Yellowstone Financial, Inc.

Public and Nonprofit Employees Can Supercharge Their Savings

Most people don’t join the public or nonprofit sectors because it’s lucrative.  They are there to improve the world around them.  One less known benefit is that they usually can save much more of their income on a tax-advantaged basis than those in private industry.  If through a combination of higher earnings and frugality you can live on far less than you earn, check out these retirement plans.

Tax Sheltered Annuities, also known as 403(b) plans, should not be confused with those sold by insurance agents.  Instead they are similar to 401(k) plans.  They allow you to save up to $19,000 of your income per year for 2019, with an additional $6,000 allotted for those employees aged 50 and over.  Like 401(k)s, they can permit both pre-tax as well as tax-free Roth contributions.

These are the most common non-profit and public sector retirement plans.  Boulder Community Health, Boulder Valley School District, and the University of Colorado all offer 403(b) plans.  The latter two institutions also offer 401(k) plans, as do the City of Boulder and Boulder County.  Federal government employees have access to something similar in the form of the excellent Thrift Savings Plan.  You can’t max out employee contributions for both a 401(k) and a 403(b); you’re bound by the same $19,000 limit shared between those plans.  If your employer offers both a 401(k) and 403(b), look at the plan that offers the best investment choices at the lowest cost.

Defined Benefit Pension.  Rare in the non-profit world at this point, most local public sector jobs have a traditional defined benefit pension.  Typically defined benefit pensions will pay in retirement a percentage of your average annual earnings, with the amount increasing as you age and gain service credit.  Well known is PERA for employees of BVSD, certain employees at CU, the cities of Boulder and Longmont, and Boulder County.   Federal employees may be eligible for the Civil Service Retirement System (‘CSRS’) or the Federal Employees Retirement System (‘FERS’), which is less generous.

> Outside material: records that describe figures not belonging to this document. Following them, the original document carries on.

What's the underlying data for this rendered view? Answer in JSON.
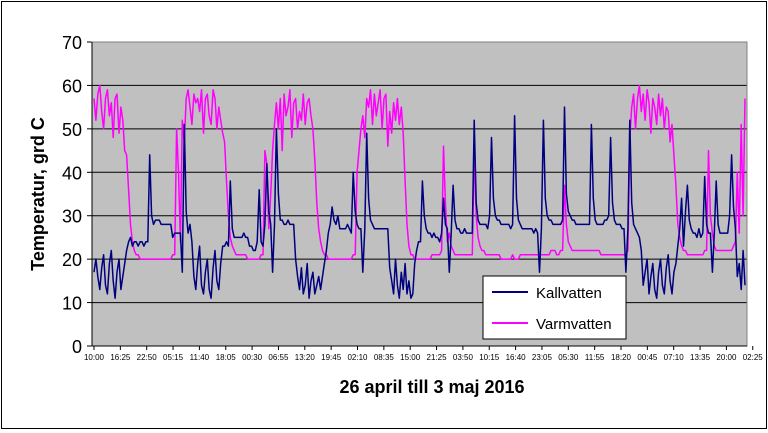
{
  "chart_data": {
    "type": "line",
    "xlabel": "26 april till 3 maj 2016",
    "ylabel": "Temperatur, grd C",
    "ylim": [
      0,
      70
    ],
    "yticks": [
      0,
      10,
      20,
      30,
      40,
      50,
      60,
      70
    ],
    "xticks": [
      "10:00",
      "16:25",
      "22:50",
      "05:15",
      "11:40",
      "18:05",
      "00:30",
      "06:55",
      "13:20",
      "19:45",
      "02:10",
      "08:35",
      "15:00",
      "21:25",
      "03:50",
      "10:15",
      "16:40",
      "23:05",
      "05:30",
      "11:55",
      "18:20",
      "00:45",
      "07:10",
      "13:35",
      "20:00",
      "02:25"
    ],
    "grid": true,
    "plot_background": "#C0C0C0",
    "legend_position": "lower-right",
    "series": [
      {
        "name": "Kallvatten",
        "color": "#000080",
        "values": [
          {
            "day": "day-1",
            "start": 17,
            "values": [
              20,
              16,
              13,
              18,
              21,
              14,
              12,
              19,
              22,
              15,
              11,
              17,
              20,
              13,
              16,
              19,
              22,
              24,
              25,
              23,
              24,
              24,
              23,
              24,
              24,
              23,
              24,
              24,
              44,
              30,
              28,
              29,
              29,
              29,
              28,
              28,
              28,
              28,
              28,
              28,
              25,
              26,
              26,
              26,
              26
            ]
          },
          {
            "day": "day-2",
            "start": 17,
            "values": [
              51,
              31,
              26,
              28,
              24,
              16,
              13,
              19,
              23,
              14,
              12,
              17,
              20,
              13,
              11,
              18,
              22,
              15,
              13,
              19,
              23,
              23,
              24,
              23,
              38,
              27,
              25,
              25,
              25,
              25,
              25,
              26,
              25,
              25,
              23,
              23,
              22,
              22,
              24,
              36,
              24,
              23,
              28,
              42,
              31,
              28
            ]
          },
          {
            "day": "day-3",
            "start": 17,
            "values": [
              28,
              50,
              35,
              29,
              29,
              28,
              28,
              29,
              28,
              28,
              28,
              20,
              16,
              13,
              18,
              12,
              14,
              19,
              11,
              15,
              17,
              12,
              14,
              16,
              13,
              16,
              19,
              22,
              26,
              28,
              32,
              29,
              28,
              30,
              27,
              27,
              27,
              27,
              28,
              27,
              26,
              40,
              31,
              28,
              27,
              27
            ]
          },
          {
            "day": "day-4",
            "start": 17,
            "values": [
              27,
              49,
              34,
              29,
              28,
              27,
              27,
              27,
              27,
              27,
              27,
              27,
              27,
              18,
              15,
              12,
              20,
              14,
              11,
              17,
              13,
              19,
              12,
              15,
              11,
              12,
              19,
              22,
              24,
              24,
              38,
              30,
              27,
              26,
              26,
              25,
              26,
              25,
              25,
              24,
              26,
              34,
              28,
              27
            ]
          },
          {
            "day": "day-5",
            "start": 17,
            "values": [
              26,
              37,
              29,
              27,
              27,
              26,
              26,
              27,
              26,
              26,
              26,
              26,
              52,
              33,
              29,
              28,
              28,
              28,
              28,
              27,
              30,
              48,
              34,
              30,
              29,
              29,
              28,
              28,
              28,
              28,
              28,
              27,
              28,
              53,
              34,
              29,
              28,
              27,
              27,
              27,
              27,
              27,
              27,
              26,
              27,
              26
            ]
          },
          {
            "day": "day-6",
            "start": 17,
            "values": [
              27,
              52,
              34,
              30,
              29,
              29,
              28,
              28,
              28,
              28,
              28,
              29,
              55,
              35,
              31,
              30,
              29,
              29,
              28,
              28,
              28,
              28,
              28,
              28,
              28,
              28,
              51,
              34,
              29,
              28,
              28,
              28,
              28,
              29,
              29,
              30,
              48,
              33,
              29,
              28,
              28,
              28,
              27,
              27
            ]
          },
          {
            "day": "day-7",
            "start": 17,
            "values": [
              27,
              52,
              33,
              28,
              27,
              26,
              25,
              22,
              14,
              17,
              20,
              12,
              16,
              19,
              13,
              11,
              17,
              20,
              14,
              12,
              18,
              21,
              15,
              12,
              17,
              19,
              23,
              27,
              34,
              23,
              31,
              37,
              29,
              27,
              26,
              26,
              25,
              27,
              25,
              26,
              39,
              28,
              26,
              26
            ]
          },
          {
            "day": "day-8",
            "start": 17,
            "values": [
              26,
              38,
              28,
              26,
              26,
              26,
              26,
              26,
              30,
              44,
              32,
              27,
              16,
              19,
              13,
              22,
              14
            ]
          }
        ]
      },
      {
        "name": "Varmvatten",
        "color": "#FF00FF",
        "values": [
          {
            "day": "day-1",
            "start": 57,
            "values": [
              52,
              58,
              60,
              54,
              50,
              57,
              59,
              53,
              56,
              48,
              57,
              58,
              49,
              55,
              52,
              45,
              44,
              36,
              28,
              24,
              22,
              21,
              21,
              20,
              20,
              20,
              20,
              20,
              20,
              20,
              20,
              20,
              20,
              20,
              20,
              20,
              20,
              20,
              20,
              20,
              21,
              21,
              50,
              40,
              24
            ]
          },
          {
            "day": "day-2",
            "start": 52,
            "values": [
              47,
              57,
              59,
              55,
              51,
              58,
              56,
              57,
              54,
              59,
              49,
              57,
              58,
              53,
              51,
              59,
              57,
              50,
              55,
              52,
              49,
              47,
              38,
              30,
              25,
              23,
              22,
              21,
              21,
              21,
              21,
              21,
              21,
              20,
              20,
              20,
              20,
              20,
              20,
              20,
              21,
              21,
              45,
              42,
              27,
              35
            ]
          },
          {
            "day": "day-3",
            "start": 45,
            "values": [
              51,
              56,
              50,
              57,
              45,
              58,
              53,
              55,
              59,
              48,
              56,
              57,
              50,
              54,
              52,
              58,
              51,
              56,
              57,
              53,
              50,
              43,
              33,
              27,
              24,
              22,
              21,
              21,
              20,
              20,
              20,
              20,
              20,
              20,
              20,
              20,
              20,
              20,
              20,
              20,
              20,
              21,
              21,
              40,
              45,
              50
            ]
          },
          {
            "day": "day-4",
            "start": 53,
            "values": [
              48,
              57,
              55,
              59,
              51,
              58,
              53,
              56,
              59,
              50,
              57,
              58,
              46,
              54,
              49,
              56,
              52,
              57,
              51,
              55,
              49,
              38,
              28,
              23,
              21,
              21,
              20,
              20,
              20,
              20,
              20,
              20,
              20,
              20,
              20,
              21,
              21,
              21,
              21,
              21,
              22,
              46,
              33,
              24
            ]
          },
          {
            "day": "day-5",
            "start": 26,
            "values": [
              23,
              22,
              21,
              21,
              21,
              21,
              21,
              21,
              21,
              21,
              21,
              21,
              45,
              30,
              25,
              23,
              22,
              22,
              21,
              21,
              21,
              21,
              21,
              21,
              21,
              21,
              20,
              20,
              20,
              20,
              20,
              20,
              21,
              20,
              20,
              20,
              21,
              21,
              21,
              21,
              21,
              21,
              21,
              21,
              21,
              21
            ]
          },
          {
            "day": "day-6",
            "start": 21,
            "values": [
              21,
              21,
              21,
              21,
              21,
              22,
              22,
              22,
              21,
              21,
              22,
              22,
              37,
              28,
              24,
              23,
              22,
              22,
              22,
              22,
              22,
              22,
              22,
              22,
              22,
              22,
              22,
              22,
              22,
              22,
              22,
              21,
              21,
              21,
              21,
              21,
              21,
              21,
              21,
              21,
              21,
              21,
              21,
              21,
              21
            ]
          },
          {
            "day": "day-7",
            "start": 22,
            "values": [
              48,
              55,
              58,
              50,
              57,
              60,
              54,
              58,
              52,
              59,
              56,
              49,
              57,
              55,
              51,
              58,
              53,
              57,
              50,
              55,
              54,
              47,
              51,
              44,
              37,
              28,
              25,
              23,
              22,
              22,
              21,
              21,
              21,
              21,
              21,
              21,
              21,
              21,
              21,
              22,
              22,
              45,
              30,
              26
            ]
          },
          {
            "day": "day-8",
            "start": 23,
            "values": [
              22,
              22,
              22,
              22,
              22,
              22,
              22,
              22,
              22,
              23,
              24,
              40,
              26,
              51,
              30,
              57
            ]
          }
        ]
      }
    ]
  }
}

457 Plans.  Not well known, 457 plans give employees the chance to save money even after they have maxed out their 401(k) and 403(b) contributions.  Boulder County, Boulder and Longmont, CU, and BVSD all offer the PERA 457 plan.  Just like the 401(k) and 403(b) plans, you have the option for a traditional or  Roth contributions.  It has very similar limits to the tax-sheltered annuities mentioned above, namely $19,000 for those under 50 and $25,000 for those who are older.

The public sector plans enable retiring employees to take penalty-free distributions regardless of the employee’s age.  This can be a boon to early retirees, who deal with age limits when taking distributions from other retirement plans.

Non-profit 457 plans are not as compelling because the assets have a lower level of protection against the claims of the employer.  In the unlikely event that your employer goes belly up, your retirement assets could be at risk.  Also non-profit 457 plans may only cover highly compensated employees and have more restrictions on withdrawal than their public sector counterparts.  If you leave that employer before retirement, you may face restrictions on moving the funds to another plan.

Money purchase plans.  Often known as 401(a) plans, money purchase plans usually involve a mandatory contribution by the employer and the employee into a retirement plan.  Typical of this type of plan is the CU 401(a) plan for eligible faculty and university staff.  Every year CU puts 10 percent of eligible employees’ pay into the plan, while employees make a mandatory contribution of 5 percent of pay.  I’ve seen CU employees amass impressive retirement plan balances because they’ve been putting aside 15 percent of pay year after year.  Incredibly, participation in a 401(a) does not affect your eligibility for other retirement plans such as the 401(k) and 457 plans.

Pulling it all together.  Let’s consider the case of a CU employee Mary in their 40s earning $100,000 a year.  The 401(a) program puts aside 15 percent of pay for a total of $15,000.  Mary can also fund a 401(k) up to $19,000 a year, plus an additional $19,000 into a 457 plan.  With $100,000 salary, Mary could potentially put aside a total of $53,000 in tax-advantaged savings.   Public and non-profit sector jobs often don’t pay as much as corporate ones.  But those who can save a significant amount of pay have access to many option options to fund their financial independence.